The Church of England’s Guidelines on Bullying

In its recently published guidelines for schools, the Church of England has advocated a view of education that we might call ‘exploration’ rather than ‘formation.’  The guidelines state that

In creating a school environment that promotes dignity for all and a call to live fulfilled lives as uniquely gifted individuals, pupils will be equipped to accept difference of all varieties and be supported to accept their own gender identity or sexual orientation and that of others. In order to do this it will be essential to provide curriculum opportunities where difference is explored, same-sex relationships, same-sex parenting and transgender issues may be mentioned as a fact in some people’s lives. For children of same-sex or transgender parents or with close LGBT relatives this will be a signal of recognition that will encourage self-esteem and belonging.

In the early years context and throughout primary school, play should be a hallmark of creative exploration. Pupils need to be able to play with the many cloaks of identity (sometimes quite literally with the dressing up box).
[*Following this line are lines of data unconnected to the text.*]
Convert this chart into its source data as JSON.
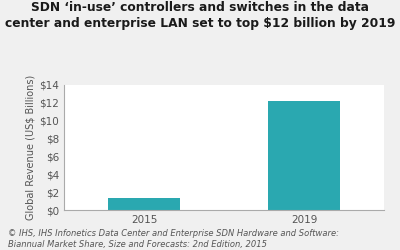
{
  "title_line1": "SDN ‘in-use’ controllers and switches in the data",
  "title_line2": "center and enterprise LAN set to top $12 billion by 2019",
  "categories": [
    "2015",
    "2019"
  ],
  "values": [
    1.4,
    12.2
  ],
  "bar_color": "#2aa8b0",
  "ylabel": "Global Revenue (US$ Billions)",
  "ylim": [
    0,
    14
  ],
  "yticks": [
    0,
    2,
    4,
    6,
    8,
    10,
    12,
    14
  ],
  "ytick_labels": [
    "$0",
    "$2",
    "$4",
    "$6",
    "$8",
    "$10",
    "$12",
    "$14"
  ],
  "footnote_line1": "© IHS, IHS Infonetics Data Center and Enterprise SDN Hardware and Software:",
  "footnote_line2": "Biannual Market Share, Size and Forecasts: 2nd Edition, 2015",
  "background_color": "#f0f0f0",
  "plot_bg_color": "#ffffff",
  "title_fontsize": 8.8,
  "axis_fontsize": 7.5,
  "ylabel_fontsize": 7.0,
  "footnote_fontsize": 6.0,
  "tick_label_color": "#555555",
  "title_color": "#1a1a1a",
  "footnote_color": "#555555"
}
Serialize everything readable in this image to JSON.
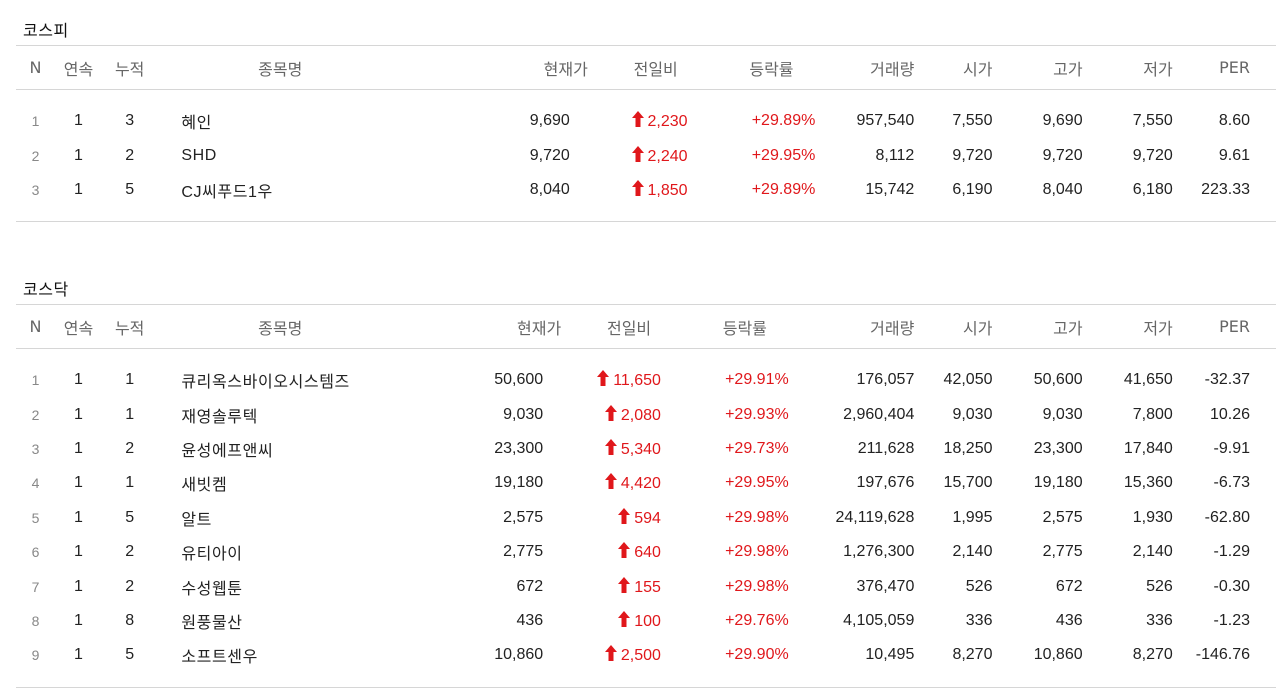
{
  "colors": {
    "rise": "#e0171b",
    "header_text": "#666666",
    "border": "#d6d6d6"
  },
  "columns": [
    "N",
    "연속",
    "누적",
    "종목명",
    "현재가",
    "전일비",
    "등락률",
    "거래량",
    "시가",
    "고가",
    "저가",
    "PER"
  ],
  "change_icon": "arrow-up-icon",
  "kospi": {
    "title": "코스피",
    "rows": [
      {
        "n": "1",
        "streak": "1",
        "cumulative": "3",
        "name": "혜인",
        "price": "9,690",
        "change": "2,230",
        "rate": "+29.89%",
        "volume": "957,540",
        "open": "7,550",
        "high": "9,690",
        "low": "7,550",
        "per": "8.60"
      },
      {
        "n": "2",
        "streak": "1",
        "cumulative": "2",
        "name": "SHD",
        "price": "9,720",
        "change": "2,240",
        "rate": "+29.95%",
        "volume": "8,112",
        "open": "9,720",
        "high": "9,720",
        "low": "9,720",
        "per": "9.61"
      },
      {
        "n": "3",
        "streak": "1",
        "cumulative": "5",
        "name": "CJ씨푸드1우",
        "price": "8,040",
        "change": "1,850",
        "rate": "+29.89%",
        "volume": "15,742",
        "open": "6,190",
        "high": "8,040",
        "low": "6,180",
        "per": "223.33"
      }
    ]
  },
  "kosdaq": {
    "title": "코스닥",
    "rows": [
      {
        "n": "1",
        "streak": "1",
        "cumulative": "1",
        "name": "큐리옥스바이오시스템즈",
        "price": "50,600",
        "change": "11,650",
        "rate": "+29.91%",
        "volume": "176,057",
        "open": "42,050",
        "high": "50,600",
        "low": "41,650",
        "per": "-32.37"
      },
      {
        "n": "2",
        "streak": "1",
        "cumulative": "1",
        "name": "재영솔루텍",
        "price": "9,030",
        "change": "2,080",
        "rate": "+29.93%",
        "volume": "2,960,404",
        "open": "9,030",
        "high": "9,030",
        "low": "7,800",
        "per": "10.26"
      },
      {
        "n": "3",
        "streak": "1",
        "cumulative": "2",
        "name": "윤성에프앤씨",
        "price": "23,300",
        "change": "5,340",
        "rate": "+29.73%",
        "volume": "211,628",
        "open": "18,250",
        "high": "23,300",
        "low": "17,840",
        "per": "-9.91"
      },
      {
        "n": "4",
        "streak": "1",
        "cumulative": "1",
        "name": "새빗켐",
        "price": "19,180",
        "change": "4,420",
        "rate": "+29.95%",
        "volume": "197,676",
        "open": "15,700",
        "high": "19,180",
        "low": "15,360",
        "per": "-6.73"
      },
      {
        "n": "5",
        "streak": "1",
        "cumulative": "5",
        "name": "알트",
        "price": "2,575",
        "change": "594",
        "rate": "+29.98%",
        "volume": "24,119,628",
        "open": "1,995",
        "high": "2,575",
        "low": "1,930",
        "per": "-62.80"
      },
      {
        "n": "6",
        "streak": "1",
        "cumulative": "2",
        "name": "유티아이",
        "price": "2,775",
        "change": "640",
        "rate": "+29.98%",
        "volume": "1,276,300",
        "open": "2,140",
        "high": "2,775",
        "low": "2,140",
        "per": "-1.29"
      },
      {
        "n": "7",
        "streak": "1",
        "cumulative": "2",
        "name": "수성웹툰",
        "price": "672",
        "change": "155",
        "rate": "+29.98%",
        "volume": "376,470",
        "open": "526",
        "high": "672",
        "low": "526",
        "per": "-0.30"
      },
      {
        "n": "8",
        "streak": "1",
        "cumulative": "8",
        "name": "원풍물산",
        "price": "436",
        "change": "100",
        "rate": "+29.76%",
        "volume": "4,105,059",
        "open": "336",
        "high": "436",
        "low": "336",
        "per": "-1.23"
      },
      {
        "n": "9",
        "streak": "1",
        "cumulative": "5",
        "name": "소프트센우",
        "price": "10,860",
        "change": "2,500",
        "rate": "+29.90%",
        "volume": "10,495",
        "open": "8,270",
        "high": "10,860",
        "low": "8,270",
        "per": "-146.76"
      }
    ]
  }
}
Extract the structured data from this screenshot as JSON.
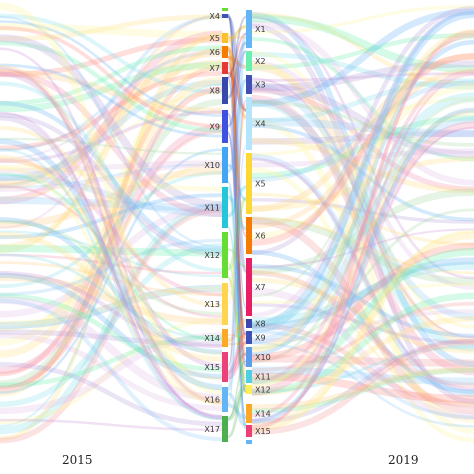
{
  "diagram": {
    "type": "alluvial",
    "left_axis": {
      "year": "2015",
      "nodes": [
        {
          "label": "X4",
          "color": "#3f51b5"
        },
        {
          "label": "X5",
          "color": "#fbc02d"
        },
        {
          "label": "X6",
          "color": "#f57c00"
        },
        {
          "label": "X7",
          "color": "#e53935"
        },
        {
          "label": "X8",
          "color": "#3949ab"
        },
        {
          "label": "X9",
          "color": "#3f51e0"
        },
        {
          "label": "X10",
          "color": "#42a5f5"
        },
        {
          "label": "X11",
          "color": "#26c6da"
        },
        {
          "label": "X12",
          "color": "#66dd33"
        },
        {
          "label": "X13",
          "color": "#ffd54f"
        },
        {
          "label": "X14",
          "color": "#ffa726"
        },
        {
          "label": "X15",
          "color": "#ec407a"
        },
        {
          "label": "X16",
          "color": "#64b5f6"
        },
        {
          "label": "X17",
          "color": "#4caf50"
        }
      ]
    },
    "right_axis": {
      "year": "2019",
      "nodes": [
        {
          "label": "X1",
          "color": "#64b5f6"
        },
        {
          "label": "X2",
          "color": "#69f0ae"
        },
        {
          "label": "X3",
          "color": "#3f51b5"
        },
        {
          "label": "X4",
          "color": "#b3e5fc"
        },
        {
          "label": "X5",
          "color": "#fdd835"
        },
        {
          "label": "X6",
          "color": "#f57c00"
        },
        {
          "label": "X7",
          "color": "#e91e63"
        },
        {
          "label": "X8",
          "color": "#3949ab"
        },
        {
          "label": "X9",
          "color": "#3f51b5"
        },
        {
          "label": "X10",
          "color": "#5c9ded"
        },
        {
          "label": "X11",
          "color": "#4dd0e1"
        },
        {
          "label": "X12",
          "color": "#ffee58"
        },
        {
          "label": "X14",
          "color": "#ffa726"
        },
        {
          "label": "X15",
          "color": "#ec407a"
        }
      ]
    }
  }
}
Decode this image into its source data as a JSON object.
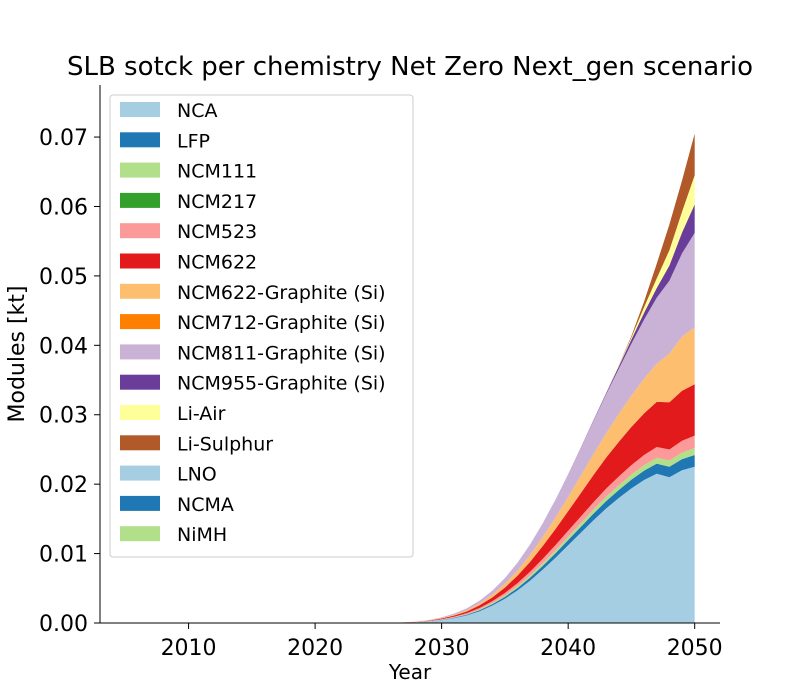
{
  "chart_data": {
    "type": "area",
    "stacked": true,
    "title": "SLB sotck per chemistry Net Zero Next_gen scenario",
    "xlabel": "Year",
    "ylabel": "Modules [kt]",
    "xlim": [
      2003,
      2052
    ],
    "ylim": [
      0,
      0.0775
    ],
    "xticks": [
      2010,
      2020,
      2030,
      2040,
      2050
    ],
    "yticks": [
      0.0,
      0.01,
      0.02,
      0.03,
      0.04,
      0.05,
      0.06,
      0.07
    ],
    "ytick_labels": [
      "0.00",
      "0.01",
      "0.02",
      "0.03",
      "0.04",
      "0.05",
      "0.06",
      "0.07"
    ],
    "legend_position": "upper-left",
    "grid": false,
    "x": [
      2025,
      2026,
      2027,
      2028,
      2029,
      2030,
      2031,
      2032,
      2033,
      2034,
      2035,
      2036,
      2037,
      2038,
      2039,
      2040,
      2041,
      2042,
      2043,
      2044,
      2045,
      2046,
      2047,
      2048,
      2049,
      2050
    ],
    "series": [
      {
        "name": "NCA",
        "color": "#a6cee3",
        "values": [
          0,
          2e-05,
          5e-05,
          0.0001,
          0.0002,
          0.0004,
          0.0007,
          0.0011,
          0.0017,
          0.0025,
          0.0035,
          0.0047,
          0.0061,
          0.0077,
          0.0094,
          0.0112,
          0.013,
          0.0148,
          0.0165,
          0.018,
          0.0194,
          0.0206,
          0.0215,
          0.021,
          0.022,
          0.0225
        ]
      },
      {
        "name": "LFP",
        "color": "#1f78b4",
        "values": [
          0,
          0,
          0,
          1e-05,
          2e-05,
          4e-05,
          7e-05,
          0.0001,
          0.00015,
          0.0002,
          0.00027,
          0.00035,
          0.00045,
          0.00055,
          0.00065,
          0.00075,
          0.00085,
          0.00095,
          0.00105,
          0.00115,
          0.00125,
          0.00135,
          0.00145,
          0.0015,
          0.0016,
          0.0017
        ]
      },
      {
        "name": "NCM111",
        "color": "#b2df8a",
        "values": [
          0,
          0,
          0,
          1e-05,
          2e-05,
          3e-05,
          5e-05,
          8e-05,
          0.00012,
          0.00016,
          0.0002,
          0.00025,
          0.0003,
          0.00036,
          0.00042,
          0.00048,
          0.00054,
          0.0006,
          0.00066,
          0.0007,
          0.00075,
          0.0008,
          0.00085,
          0.0009,
          0.00095,
          0.001
        ]
      },
      {
        "name": "NCM217",
        "color": "#33a02c",
        "values": [
          0,
          0,
          0,
          0,
          0,
          0,
          0,
          0,
          0,
          0,
          0,
          0,
          0,
          0,
          0,
          0,
          0,
          0,
          0,
          0,
          0,
          0,
          0,
          0,
          0,
          0
        ]
      },
      {
        "name": "NCM523",
        "color": "#fb9a99",
        "values": [
          0,
          0,
          1e-05,
          2e-05,
          4e-05,
          7e-05,
          0.0001,
          0.00015,
          0.0002,
          0.00027,
          0.00035,
          0.00045,
          0.00055,
          0.00065,
          0.00075,
          0.00085,
          0.00095,
          0.00105,
          0.00115,
          0.00125,
          0.00135,
          0.00145,
          0.00155,
          0.0016,
          0.0017,
          0.0018
        ]
      },
      {
        "name": "NCM622",
        "color": "#e31a1c",
        "values": [
          0,
          0,
          1e-05,
          3e-05,
          6e-05,
          0.0001,
          0.00016,
          0.00025,
          0.00038,
          0.00055,
          0.00078,
          0.00107,
          0.00143,
          0.00185,
          0.00232,
          0.00283,
          0.00337,
          0.00392,
          0.00447,
          0.005,
          0.0055,
          0.006,
          0.0065,
          0.0068,
          0.0072,
          0.0074
        ]
      },
      {
        "name": "NCM622-Graphite (Si)",
        "color": "#fdbf6f",
        "values": [
          0,
          0,
          1e-05,
          2e-05,
          4e-05,
          7e-05,
          0.00012,
          0.00018,
          0.00027,
          0.00039,
          0.00055,
          0.00075,
          0.001,
          0.0013,
          0.00165,
          0.00205,
          0.0025,
          0.003,
          0.0035,
          0.004,
          0.0045,
          0.005,
          0.0055,
          0.007,
          0.0078,
          0.0082
        ]
      },
      {
        "name": "NCM712-Graphite (Si)",
        "color": "#ff7f00",
        "values": [
          0,
          0,
          0,
          0,
          0,
          0,
          0,
          0,
          0,
          0,
          0,
          0,
          0,
          0,
          0,
          0,
          0,
          0,
          0,
          0,
          0,
          0,
          0,
          0,
          0,
          0
        ]
      },
      {
        "name": "NCM811-Graphite (Si)",
        "color": "#cab2d6",
        "values": [
          0,
          0,
          1e-05,
          3e-05,
          6e-05,
          0.0001,
          0.00017,
          0.00027,
          0.0004,
          0.00058,
          0.00082,
          0.00113,
          0.00152,
          0.002,
          0.00258,
          0.00325,
          0.004,
          0.0048,
          0.0056,
          0.0065,
          0.0075,
          0.0085,
          0.0095,
          0.0105,
          0.012,
          0.0136
        ]
      },
      {
        "name": "NCM955-Graphite (Si)",
        "color": "#6a3d9a",
        "values": [
          0,
          0,
          0,
          0,
          0,
          0,
          0,
          0,
          0,
          0,
          0,
          0,
          0,
          0,
          1e-05,
          2e-05,
          5e-05,
          0.0001,
          0.00018,
          0.00035,
          0.0006,
          0.001,
          0.0014,
          0.0022,
          0.003,
          0.0041
        ]
      },
      {
        "name": "Li-Air",
        "color": "#ffff99",
        "values": [
          0,
          0,
          0,
          0,
          0,
          0,
          0,
          0,
          0,
          0,
          0,
          0,
          0,
          0,
          0,
          0,
          0,
          2e-05,
          5e-05,
          0.0001,
          0.0003,
          0.0008,
          0.0014,
          0.0022,
          0.003,
          0.0042
        ]
      },
      {
        "name": "Li-Sulphur",
        "color": "#b15928",
        "values": [
          0,
          0,
          0,
          0,
          0,
          0,
          0,
          0,
          0,
          0,
          0,
          0,
          0,
          0,
          0,
          0,
          0,
          0,
          1e-05,
          5e-05,
          0.0002,
          0.0008,
          0.0021,
          0.0037,
          0.0045,
          0.006
        ]
      },
      {
        "name": "LNO",
        "color": "#a6cee3",
        "values": [
          0,
          0,
          0,
          0,
          0,
          0,
          0,
          0,
          0,
          0,
          0,
          0,
          0,
          0,
          0,
          0,
          0,
          0,
          0,
          0,
          0,
          0,
          0,
          0,
          0,
          0
        ]
      },
      {
        "name": "NCMA",
        "color": "#1f78b4",
        "values": [
          0,
          0,
          0,
          0,
          0,
          0,
          0,
          0,
          0,
          0,
          0,
          0,
          0,
          0,
          0,
          0,
          0,
          0,
          0,
          0,
          0,
          0,
          0,
          0,
          0,
          0
        ]
      },
      {
        "name": "NiMH",
        "color": "#b2df8a",
        "values": [
          0,
          0,
          0,
          0,
          0,
          0,
          0,
          0,
          0,
          0,
          0,
          0,
          0,
          0,
          0,
          0,
          0,
          0,
          0,
          0,
          0,
          0,
          0,
          0,
          0,
          0
        ]
      }
    ]
  }
}
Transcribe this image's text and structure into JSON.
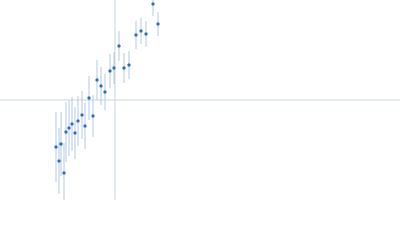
{
  "chart_data": {
    "type": "scatter",
    "x": [
      -59,
      -56,
      -54,
      -51,
      -49,
      -46,
      -43,
      -40,
      -37,
      -33,
      -30,
      -26,
      -22,
      -18,
      -14,
      -10,
      -5,
      -1,
      4,
      9,
      14,
      21,
      26,
      31,
      38,
      43
    ],
    "values": [
      -47,
      -61,
      -44,
      -73,
      -32,
      -28,
      -24,
      -33,
      -21,
      -15,
      -26,
      2,
      -16,
      20,
      14,
      8,
      29,
      32,
      54,
      32,
      35,
      65,
      69,
      66,
      96,
      76
    ],
    "errors": [
      35,
      33,
      32,
      30,
      30,
      28,
      27,
      26,
      25,
      24,
      23,
      22,
      21,
      20,
      19,
      18,
      17,
      16,
      15,
      15,
      14,
      14,
      13,
      13,
      12,
      12
    ],
    "xlim": [
      -115,
      285
    ],
    "ylim": [
      -100,
      100
    ],
    "xticks": [
      0
    ],
    "yticks": [
      0
    ],
    "tick_labels": false,
    "color": "#2f6db5",
    "error_color": "#b3c8e4",
    "axis_color": "#c8d4e3"
  }
}
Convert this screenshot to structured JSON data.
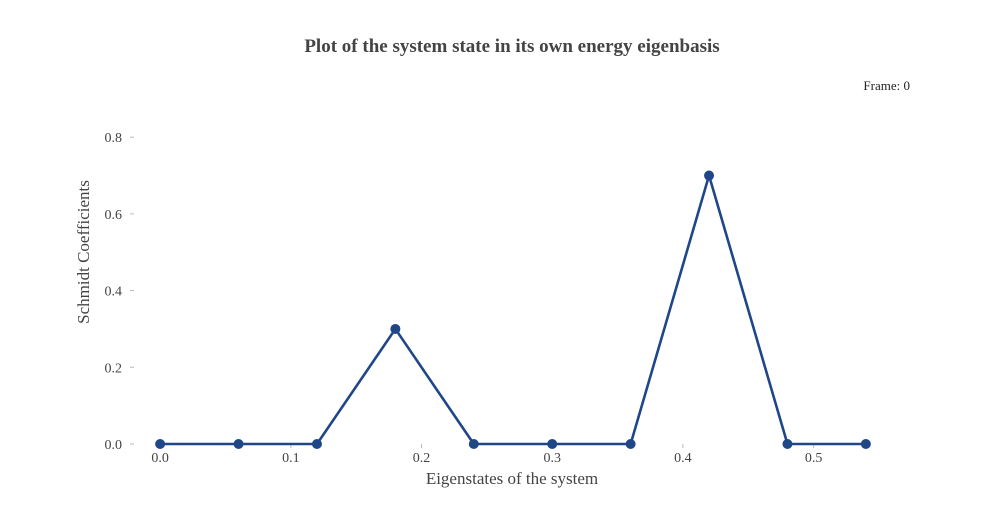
{
  "chart_data": {
    "type": "line",
    "title": "Plot of the system state in its own energy eigenbasis",
    "xlabel": "Eigenstates of the system",
    "ylabel": "Schmidt Coefficients",
    "xlim": [
      -0.02,
      0.56
    ],
    "ylim": [
      0,
      0.85
    ],
    "xticks": [
      0.0,
      0.1,
      0.2,
      0.3,
      0.4,
      0.5
    ],
    "xtick_labels": [
      "0.0",
      "0.1",
      "0.2",
      "0.3",
      "0.4",
      "0.5"
    ],
    "yticks": [
      0.0,
      0.2,
      0.4,
      0.6,
      0.8
    ],
    "ytick_labels": [
      "0.0",
      "0.2",
      "0.4",
      "0.6",
      "0.8"
    ],
    "grid": false,
    "series": [
      {
        "color": "#1f4788",
        "x": [
          0.0,
          0.06,
          0.12,
          0.18,
          0.24,
          0.3,
          0.36,
          0.42,
          0.48,
          0.54
        ],
        "y": [
          0.0,
          0.0,
          0.0,
          0.3,
          0.0,
          0.0,
          0.0,
          0.7,
          0.0,
          0.0
        ]
      }
    ],
    "annotation": "Frame: 0"
  }
}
Children should be at liberty to explore the possibilities of who they might be without judgement or derision. For example, a child may choose the tutu, princess’s tiara and heels and/or the firefighter’s helmet, tool belt and superhero cloak without expectation or comment. Childhood has a sacred space for creative self-imagining (Valuing All God’s Children, p. 20).[1]

The guidelines advocate allowing various views of sexuality to be ‘aired and honoured’ and view any disapproval of same-sex relationships and gender transition to be examples of fostering bullying.